Data type of the input field.

Format

An optional mask for converting the format of the original field. See Common Formats for information on common valid date and numeric formats you can use in this transform.

Length

Length of the field.

Precision

Number of floating point digits for number-type fields.

Currency

Currency symbol ($ or €, for example).

Decimal

A decimal point can be a . (5,000.00 for example) or , (5.000,00 for example).

Group

A grouping can be a , (10,000.00 for example) or . (5.000,00 for example).

Trim type

The trim method to apply to a string.

Repeat

The corresponding value from the last row repeated if a row is empty.

Select fields

Click Select fields in the Fields tab to open the Select Fields window. Select the checkbox next to each field that you want in the output. All fields chosen here are added to the table. You can search for a field name by entering it in the Search box.

Select fields from snippet

Click Select fields from snippet and paste JSON text—typically one representative object (one element of the array your Record JsonPath selects)—to populate the Name, Path, and Type columns in the Fields tab. This helps discover flattened paths after your Content-tab settings (separator, depth, array handling) are applied.

Dates and timestamps

For Hop types of Date and Timestamp, use the Format column to specify the incoming format. For example, for Date: yyyy-MM-dd. You can select a format from the dropdown or enter format text directly. Hop uses SimpleDateFormat (Java 8).

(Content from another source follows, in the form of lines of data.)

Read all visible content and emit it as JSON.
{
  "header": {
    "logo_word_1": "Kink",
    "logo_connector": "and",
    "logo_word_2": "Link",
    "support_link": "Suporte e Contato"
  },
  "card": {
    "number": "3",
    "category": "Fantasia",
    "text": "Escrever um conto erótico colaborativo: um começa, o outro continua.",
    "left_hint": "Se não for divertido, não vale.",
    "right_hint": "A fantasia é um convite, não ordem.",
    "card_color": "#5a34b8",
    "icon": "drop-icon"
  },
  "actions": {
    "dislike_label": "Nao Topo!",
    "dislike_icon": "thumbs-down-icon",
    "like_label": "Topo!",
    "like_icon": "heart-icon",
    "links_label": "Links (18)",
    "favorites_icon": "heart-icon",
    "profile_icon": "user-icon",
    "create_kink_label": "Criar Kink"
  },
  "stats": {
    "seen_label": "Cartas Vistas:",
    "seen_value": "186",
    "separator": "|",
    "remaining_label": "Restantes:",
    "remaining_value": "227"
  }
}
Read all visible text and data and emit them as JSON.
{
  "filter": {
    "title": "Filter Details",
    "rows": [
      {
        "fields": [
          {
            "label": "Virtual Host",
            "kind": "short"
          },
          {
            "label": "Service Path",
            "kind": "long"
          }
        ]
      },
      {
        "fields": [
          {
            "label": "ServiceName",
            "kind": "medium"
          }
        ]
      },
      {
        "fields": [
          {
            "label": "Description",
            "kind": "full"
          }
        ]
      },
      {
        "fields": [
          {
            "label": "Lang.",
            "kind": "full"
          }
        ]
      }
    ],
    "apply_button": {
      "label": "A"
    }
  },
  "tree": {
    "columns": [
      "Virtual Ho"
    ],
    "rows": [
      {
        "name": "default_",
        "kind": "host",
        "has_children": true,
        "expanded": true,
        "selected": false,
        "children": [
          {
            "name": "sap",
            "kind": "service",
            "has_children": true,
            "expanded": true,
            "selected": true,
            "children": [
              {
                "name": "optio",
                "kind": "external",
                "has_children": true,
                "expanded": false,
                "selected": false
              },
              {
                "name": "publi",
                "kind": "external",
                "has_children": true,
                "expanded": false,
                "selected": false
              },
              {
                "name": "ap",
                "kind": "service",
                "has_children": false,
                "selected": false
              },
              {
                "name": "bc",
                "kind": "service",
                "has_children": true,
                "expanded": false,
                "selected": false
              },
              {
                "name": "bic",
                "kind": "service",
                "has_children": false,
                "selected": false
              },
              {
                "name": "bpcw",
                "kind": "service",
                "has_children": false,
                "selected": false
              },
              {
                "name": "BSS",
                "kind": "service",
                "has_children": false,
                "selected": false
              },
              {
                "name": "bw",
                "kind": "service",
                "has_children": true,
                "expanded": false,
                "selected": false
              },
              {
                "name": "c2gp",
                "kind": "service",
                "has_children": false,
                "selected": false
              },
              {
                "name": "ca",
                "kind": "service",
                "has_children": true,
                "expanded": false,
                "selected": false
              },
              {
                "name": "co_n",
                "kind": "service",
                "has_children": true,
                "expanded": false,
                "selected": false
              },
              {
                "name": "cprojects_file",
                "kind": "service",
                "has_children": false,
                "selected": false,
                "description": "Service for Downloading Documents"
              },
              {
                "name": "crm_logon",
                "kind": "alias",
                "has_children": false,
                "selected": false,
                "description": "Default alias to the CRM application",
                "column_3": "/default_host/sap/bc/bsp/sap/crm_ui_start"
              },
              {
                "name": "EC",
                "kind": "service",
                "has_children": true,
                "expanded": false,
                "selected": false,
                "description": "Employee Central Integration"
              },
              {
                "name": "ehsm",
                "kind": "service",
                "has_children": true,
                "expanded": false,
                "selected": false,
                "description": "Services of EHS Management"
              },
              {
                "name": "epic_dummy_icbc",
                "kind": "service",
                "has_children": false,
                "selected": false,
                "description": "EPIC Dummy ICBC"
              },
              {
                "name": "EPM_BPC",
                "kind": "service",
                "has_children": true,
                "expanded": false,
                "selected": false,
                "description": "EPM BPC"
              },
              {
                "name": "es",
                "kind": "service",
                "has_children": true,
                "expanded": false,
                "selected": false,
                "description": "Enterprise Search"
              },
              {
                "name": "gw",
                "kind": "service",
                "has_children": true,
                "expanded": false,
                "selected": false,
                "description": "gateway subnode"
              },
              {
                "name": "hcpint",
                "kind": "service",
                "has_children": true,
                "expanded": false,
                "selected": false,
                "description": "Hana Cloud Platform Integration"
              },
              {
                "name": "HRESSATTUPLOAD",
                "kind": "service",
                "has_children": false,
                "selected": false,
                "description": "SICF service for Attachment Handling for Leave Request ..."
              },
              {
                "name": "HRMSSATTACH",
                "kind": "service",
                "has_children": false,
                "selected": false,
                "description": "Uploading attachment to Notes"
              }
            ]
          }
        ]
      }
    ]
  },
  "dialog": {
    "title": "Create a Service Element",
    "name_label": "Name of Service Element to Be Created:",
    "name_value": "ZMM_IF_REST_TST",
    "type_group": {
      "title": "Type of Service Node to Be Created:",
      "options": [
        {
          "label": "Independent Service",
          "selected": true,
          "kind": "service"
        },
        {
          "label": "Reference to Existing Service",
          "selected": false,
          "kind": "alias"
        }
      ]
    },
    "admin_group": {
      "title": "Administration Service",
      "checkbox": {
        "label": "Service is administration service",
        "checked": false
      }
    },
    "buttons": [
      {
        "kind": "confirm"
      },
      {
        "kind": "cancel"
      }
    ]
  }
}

Examples of Timestamp formats:

  • Format: yyyy-MM-dd’T’HH:mm:ss.SSSZ and Result: 2021-10-26T20:51:43.795+0000

  • Format: 2024-04-22T00:00:00.000Z and Result: 2024-04-22T00:00:00.000Z

Additional output fields tab

The Additional output fields tab contains the following options to add file metadata when the transform reads from files:

Option Description

Short filename field

Specify the field that contains the filename without path information but with an extension.

Extension field

Specify the field that contains the extension of the filename.

Path field

Specify the field that contains the path in operating system format.

Size field

Specify the field that contains the size of the data.

Is hidden field

Specify the field indicating if the file is hidden or not (Boolean).

Last modification field

Specify the field indicating the date of the last time the file was modified.

Uri field

Specify the field that contains the URI.

Root uri field

Specify the field that contains only the root part of the URI.